Juncker: No fim das contas, um país sempre poderá ter soberania sobre as suas próprias decisões. Mas um governo econômico significaria que ninguém poderia fazer algo sem primeiro ter discutido isso com os seus parceiros e sem ter demonstrado que a iniciativa beneficiaria toda a zona do euro.


Der Spiegel: E se a medida não fosse benéfica a todos, o país seria proibido de implementar a medida em questão?
Juncker: Sim. Eu acredito que essa seja a única conclusão lógica.


Der Spiegel: Mas o problema é que os Estados sempre invocam circunstâncias especiais como uma desculpa para acumular cada vez mais dívidas. Na verdade, essa brecha pode ser encontrada mais uma vez no novo pacto fiscal.
Juncker: Isso não é uma brecha. Na verdade, trata-se de senso comum que precisa ser seguido devido a um contrato. Se não existisse tal tipo de possibilidade, nós não teríamos sido capazes de reagir apropriadamente às crises. Nesse caso, nós seríamos obrigados a impor punições financeiras em meio a uma emergência e a fazer com que as dificuldades orçamentárias enfrentadas pelos países se agravassem ainda mais.
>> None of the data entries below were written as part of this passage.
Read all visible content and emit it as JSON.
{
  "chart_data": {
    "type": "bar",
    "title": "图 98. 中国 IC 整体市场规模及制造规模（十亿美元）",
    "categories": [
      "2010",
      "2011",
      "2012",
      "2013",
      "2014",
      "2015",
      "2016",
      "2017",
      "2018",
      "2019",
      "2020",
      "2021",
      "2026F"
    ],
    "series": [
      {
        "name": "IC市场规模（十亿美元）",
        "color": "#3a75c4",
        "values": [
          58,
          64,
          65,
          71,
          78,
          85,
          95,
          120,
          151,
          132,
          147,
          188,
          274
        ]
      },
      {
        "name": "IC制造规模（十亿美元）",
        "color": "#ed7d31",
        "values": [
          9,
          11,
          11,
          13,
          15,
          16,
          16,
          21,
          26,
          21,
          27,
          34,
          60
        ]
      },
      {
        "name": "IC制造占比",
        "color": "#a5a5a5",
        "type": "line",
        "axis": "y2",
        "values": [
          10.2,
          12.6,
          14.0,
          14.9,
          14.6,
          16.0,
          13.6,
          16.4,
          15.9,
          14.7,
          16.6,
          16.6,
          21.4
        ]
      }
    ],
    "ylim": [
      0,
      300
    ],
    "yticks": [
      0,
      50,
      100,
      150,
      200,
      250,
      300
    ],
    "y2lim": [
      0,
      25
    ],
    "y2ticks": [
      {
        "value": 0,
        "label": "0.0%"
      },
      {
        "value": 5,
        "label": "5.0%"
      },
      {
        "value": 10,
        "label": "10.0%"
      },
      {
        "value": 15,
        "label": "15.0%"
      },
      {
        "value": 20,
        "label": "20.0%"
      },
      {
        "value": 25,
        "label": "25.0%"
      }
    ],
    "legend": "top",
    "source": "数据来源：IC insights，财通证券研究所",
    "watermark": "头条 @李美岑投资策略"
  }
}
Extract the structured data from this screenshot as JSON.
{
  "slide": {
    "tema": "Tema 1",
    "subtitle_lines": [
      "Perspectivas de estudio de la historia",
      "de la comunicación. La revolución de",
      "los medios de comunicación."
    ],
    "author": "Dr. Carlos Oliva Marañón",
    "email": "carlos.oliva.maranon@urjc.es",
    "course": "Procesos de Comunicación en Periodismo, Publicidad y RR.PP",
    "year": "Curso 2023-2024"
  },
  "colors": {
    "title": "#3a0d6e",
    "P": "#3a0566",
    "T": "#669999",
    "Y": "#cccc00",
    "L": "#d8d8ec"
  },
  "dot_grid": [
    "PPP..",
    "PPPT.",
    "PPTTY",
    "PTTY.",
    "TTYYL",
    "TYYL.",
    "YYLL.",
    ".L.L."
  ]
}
Der Spiegel: Mesmo assim, o pacto fiscal ficou diluído. A Alemanha não insistiu na sua exigência de permitir que a Comissão Europeia levasse ao Tribunal Europeu de Justiça processos por infrações contra países que violassem as regras orçamentárias. Segundo o mais recente acordo, serão os próprios países que assumirão a responsabilidade por essa tarefa. Você acredita realmente que seria possível, por exemplo, que a Alemanha levasse a França ao tribunal?
Juncker: Ainda que isso pareça estranho, esses dois países lutaram tanto pelas medidas para redução das dívidas que a credibilidade deles ficaria em jogo se eles não implementassem isso.

Der Spiegel: Mas o candidato presidencial socialista da França, François Hollande, diz que não apoiará o pacto fiscal.
Juncker: Angela Merkel declarou que ela acha isso inconcebível. E eu também espero que a França implemente as medidas de contenção de dívida. Até mesmo novos presidentes eleitos têm que respeitar os acordos europeus que foram feitos pelos seus predecessores.